メディアドゥとトーハン、市場拡大・出版の新市場創出を目指し資本業務提携
2021/3/26
株式会社メディアドゥは2021年3月25日、紙出版の取次大手・株式会社トーハンと資本業務提携を締結したと発表した。また、同社がトーハンを割当先とする第三者割当増資を行うとともに、トーハンが第三者割当の方法により処分する自己株式を同社が取得することを決定した。
■本提携の目的
メディアドゥは国内2,200の出版社と150の電子書店を繋ぐ電子書籍取次最大手だ。電子書籍の黎明期から流通を担い、蓄積してきた知見とテクノロジーを駆使し、近年は紙の出版市場を含む出版業界全体のデジタルトランスフォーメーション(DX)と市場拡大、および出版の新たなマーケット創出に必要とされる存在になることを目指している。直近の具体的な取り組みとしては、コンテンツの権利保護や資産化、マーケティング強化などを目指したブロックチェーン技術活用のプラットフォーム開発や、電子・紙の出版物の売上と印税を統合管理し業務効率化を図る出版社向けシステムの開発などに注力している。トーハンは3,000の出版社と5,000の書店を結び、創立以来70余年にわたり紙出版物の取次及び流通を担ってきた、流通総額の約3分の1以上を占める業界を代表する企業だ。中期経営計画「REBORN」においては「本業の復活」と「事業領域の拡大」の二方針を掲げ、最近では返品減少と書店経営の健全化を目指し、ニーズに応じた適正な流通を行う「マーケットイン型流通」を提唱し、出版流通の構造改革に意欲的な取り組みを行っている。
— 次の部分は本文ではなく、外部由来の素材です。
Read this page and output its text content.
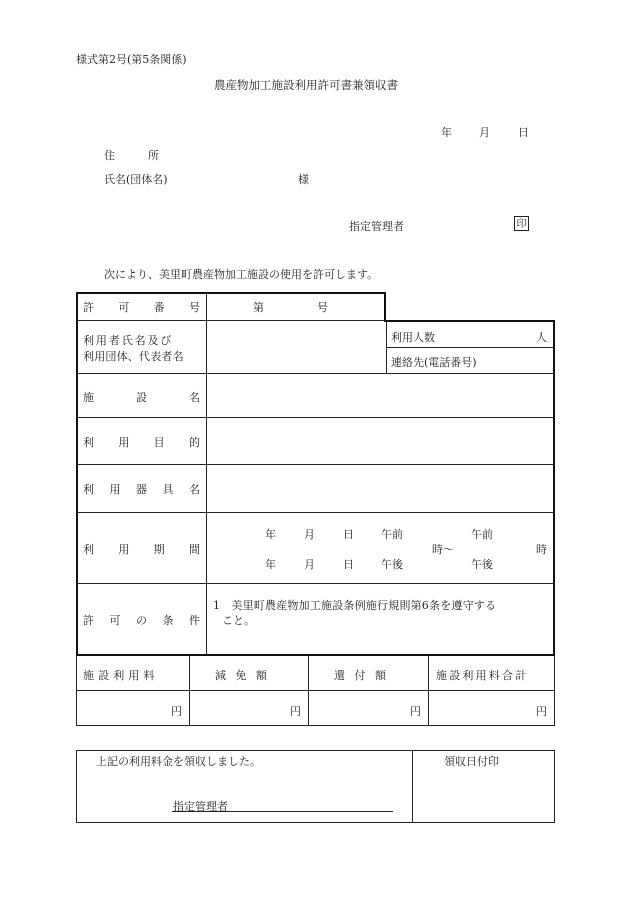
様式第2号(第5条関係)
農産物加工施設利用許可書兼領収書
年 月	日
住	所
氏名(団体名)	様
指定管理者	印
次により、美里町農産物加工施設の使用を許可します。
許 可 番 号	第	号
利用者氏名及び
利用団体、代表者名
利用人数	人
連絡先(電話番号)
施	設	名
利 用 目 的
利 用 器 具 名
利 用 期 間
年	月	日 午前	午前
時～	時
年	月	日 午後	午後
許 可 の 条 件
1　美里町農産物加工施設条例施行規則第6条を遵守する
こと。
施設利用料	減免額	還付額	施設利用料合計
円	円	円	円
上記の利用料金を領収しました。
指定管理者
領収日付印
テクノロジーと電子書籍に広い知見を持つメディアドゥと、全国各地の書店との関係が深く紙出版物に多くの知見を有するトーハンが手を組み、書店の紙の出版物を接点に、デジタルコンテンツを活用した全く新しい体験を生み出し、市場拡大・出版の新市場創出を図ることを目指して、本提携を締結することとなったとのことだ。
■本提携の展望
■本提携の概要
・書店におけるデジタルコンテンツ関連事業
メディアドゥはこれまで、個数の制限を持ったデジタルコンテンツの概念として「デジタル・コンテンツ・アセット」(DCA)を提唱し、ブロックチェーン技術の開発を進めてきた。この知見を生かし、今夏をめどに、これまでにない全く新たなアプローチで、書店を訪れて本を購入した読者などに、数量限定のデジタルコンテンツを「デジタル資産」(NFT)として付与するモデルの実証を行う。このようなNFTを活用した事業は、書店の手をほとんど煩わせることなく実現可能で、全国各地の書店の店頭フェアやイベントでも活用できるという。また、通常の電子書籍販売のほか、「デジタル教科書やデジタル教材」、「電子図書館」についても、全国各地の書店がその流通に参画できるような事業の検討を進めている。
・出版マーケティングおよびNetGalley関連事業
メディアドゥの出版マーケティングサービスである、書籍のゲラを電子データで書店員や図書館司書、ネットインフルエンサーなど、影響力のある読者に配布し販促につなげるNetGalleyをさらに多くの出版社が活用することで、トーハンが推進するマーケットイン型流通との相乗効果により、業界の大きな課題である返品状況の改善を目指す。さらに、両社がもつ電子と紙の販売情報を一元化し、電子と紙の統合的なマーケティング情報を出版社、書店および電子書店と共有することも目指す。
・その他
メディアドゥは、紙・電子すべての出版物などの制作と販売に関わる情報を一元管理するクラウド型サービス(出版ERP)を開発している。このサービスを出版社が広く活用することで、必要な情報を正確に早く書店、電子書店、図書館、書評サイトなどに提供し、電子と紙の出版市場双方の拡大を目指すとのことだ。